The only change I made was to add some crushed graham crackers to the actual ice cream when it was nearly set, instead of just putting them on top at the end. I thought this made for some nice texture and sweetness, which it needed. I guess I also added sweetened whipped cream, because that was my one complaint with this recipe: it had a bitter aftertaste. I'm not sure if this is because I got too much of the rind flavor in with the juice (I microwaved my key limes to get more juice out of them, and I think this might have done that) or if it was because some of my limes weren't the proper ripeness or whatever. Next time, I think I will use bottled key lime juice as the recipe suggests, both for saving time and effort and to hopefully cut back on the bitterness.
Even with that complaint, this ice cream was truly heavenly and I plan on replicating it again soon! Here's Katie's (of Good Life Eats) ingredients incorporated with David's steps, which is how I made it.
Key Lime Pie Ice Cream
1 1/2 c. whole milk
1/2 c. bottled Key lime juice (such as Nellie and Joe's)
1/2 c. heavy cream
dash of salt
1 (14-ounce) can sweetened condensed milk
6 graham crackers (1 1/2 cookie sheets), coarsely crushed, divided
Prepare your ice cream mixture, then chill it over an ice bath (I skipped the chilling, since this was not a custard-based recipe). Put a deep baking dish, or bowl made of plastic, stainless steel or something durable in the freezer, and pour your mixture into it.
After forty-five minutes, open the door and check it. As it starts to freeze near the edges, remove it from the freezer and stir it vigorously with a spatula or whisk. Really beat it up and break up any frozen sections. Return to freezer.

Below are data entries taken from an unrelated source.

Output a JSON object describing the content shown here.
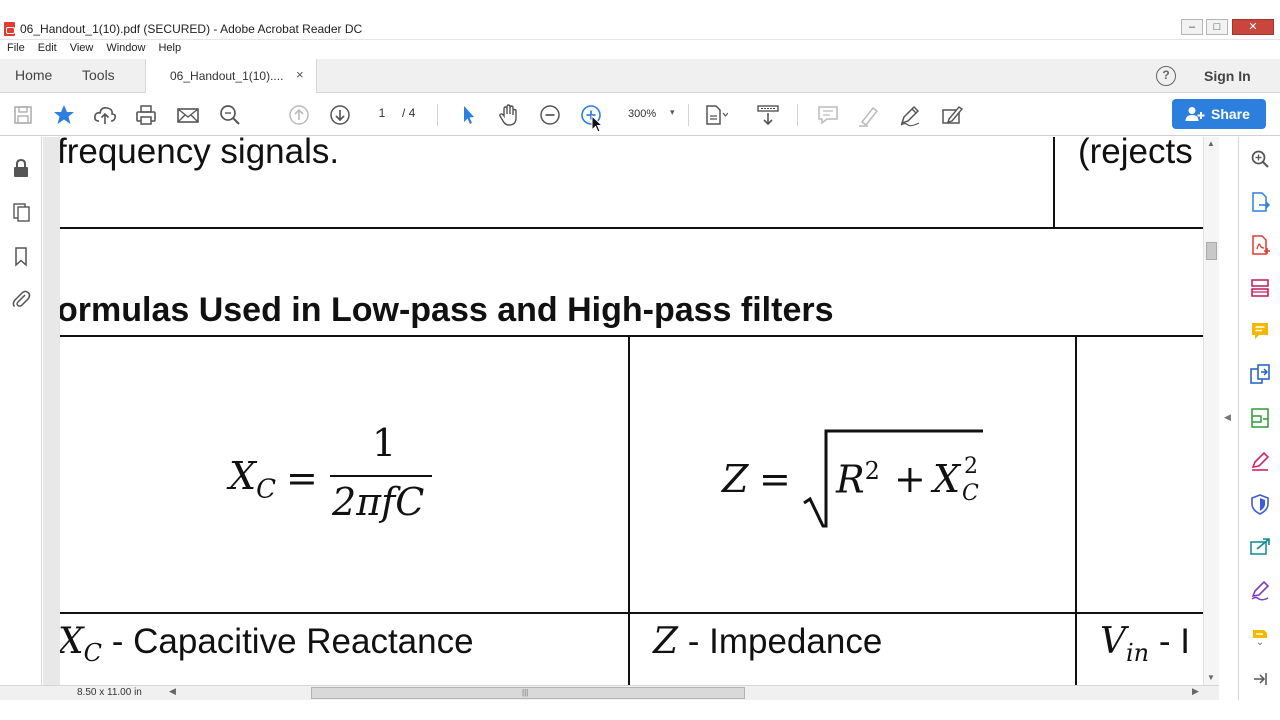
{
  "window": {
    "title": "06_Handout_1(10).pdf (SECURED) - Adobe Acrobat Reader DC",
    "minimize": "–",
    "maximize": "□",
    "close": "✕"
  },
  "menu": [
    "File",
    "Edit",
    "View",
    "Window",
    "Help"
  ],
  "tabs": {
    "home": "Home",
    "tools": "Tools",
    "document": "06_Handout_1(10)....",
    "close": "×",
    "help": "?",
    "sign_in": "Sign In"
  },
  "toolbar": {
    "page_current": "1",
    "page_total": "/ 4",
    "zoom": "300%",
    "zoom_caret": "▾",
    "share": "Share",
    "accent_color": "#2d7fde",
    "icons": [
      "save-icon",
      "bookmark-star-icon",
      "upload-cloud-icon",
      "print-icon",
      "email-icon",
      "search-zoom-icon",
      "page-up-icon",
      "page-down-icon",
      "select-arrow-icon",
      "hand-pan-icon",
      "zoom-out-icon",
      "zoom-in-icon",
      "page-fit-icon",
      "scroll-mode-icon",
      "comment-icon",
      "highlight-pen-icon",
      "sign-pen-icon",
      "fill-sign-icon"
    ]
  },
  "document": {
    "top_left": "frequency signals.",
    "top_right": "(rejects",
    "heading": "ormulas Used in Low-pass and High-pass filters",
    "formula1": {
      "lhs": "X",
      "lhs_sub": "C",
      "eq": "=",
      "numerator": "1",
      "denominator": "2πfC"
    },
    "formula2": {
      "lhs": "Z",
      "eq": "=",
      "r": "R",
      "r_sup": "2",
      "plus": "+",
      "x": "X",
      "x_sup": "2",
      "x_sub": "C"
    },
    "def1": {
      "sym": "X",
      "sub": "C",
      "text": " - Capacitive Reactance"
    },
    "def2": {
      "sym": "Z",
      "text": " - Impedance"
    },
    "def3": {
      "sym": "V",
      "sub": "in",
      "text": " - I"
    }
  },
  "status": {
    "page_size": "8.50 x 11.00 in"
  },
  "left_pane_icons": [
    "lock-icon",
    "pages-icon",
    "bookmark-icon",
    "attachment-icon"
  ],
  "right_pane_icons": [
    "search-zoom-icon",
    "export-pdf-icon",
    "create-pdf-icon",
    "organize-pages-icon",
    "comment-icon",
    "combine-files-icon",
    "compress-icon",
    "fill-sign-icon",
    "protect-shield-icon",
    "send-track-icon",
    "edit-pdf-icon",
    "stamp-icon",
    "expand-icon"
  ]
}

Continue to check the mixture every 30 minutes, stirring vigorously as it’s freezing. If you have one, you can use a hand-held mixer for best results (I did this), or use a stick-blender. Keep checking periodically and stirring while it freezes (by hand or with the electric mixer) until the ice cream is frozen. It will likely take 2-3 hours to be ready. (I added the crushed graham crackers when the mixture was starting to solidify but wasn't quite there yet---probably when there was about an hour left to go).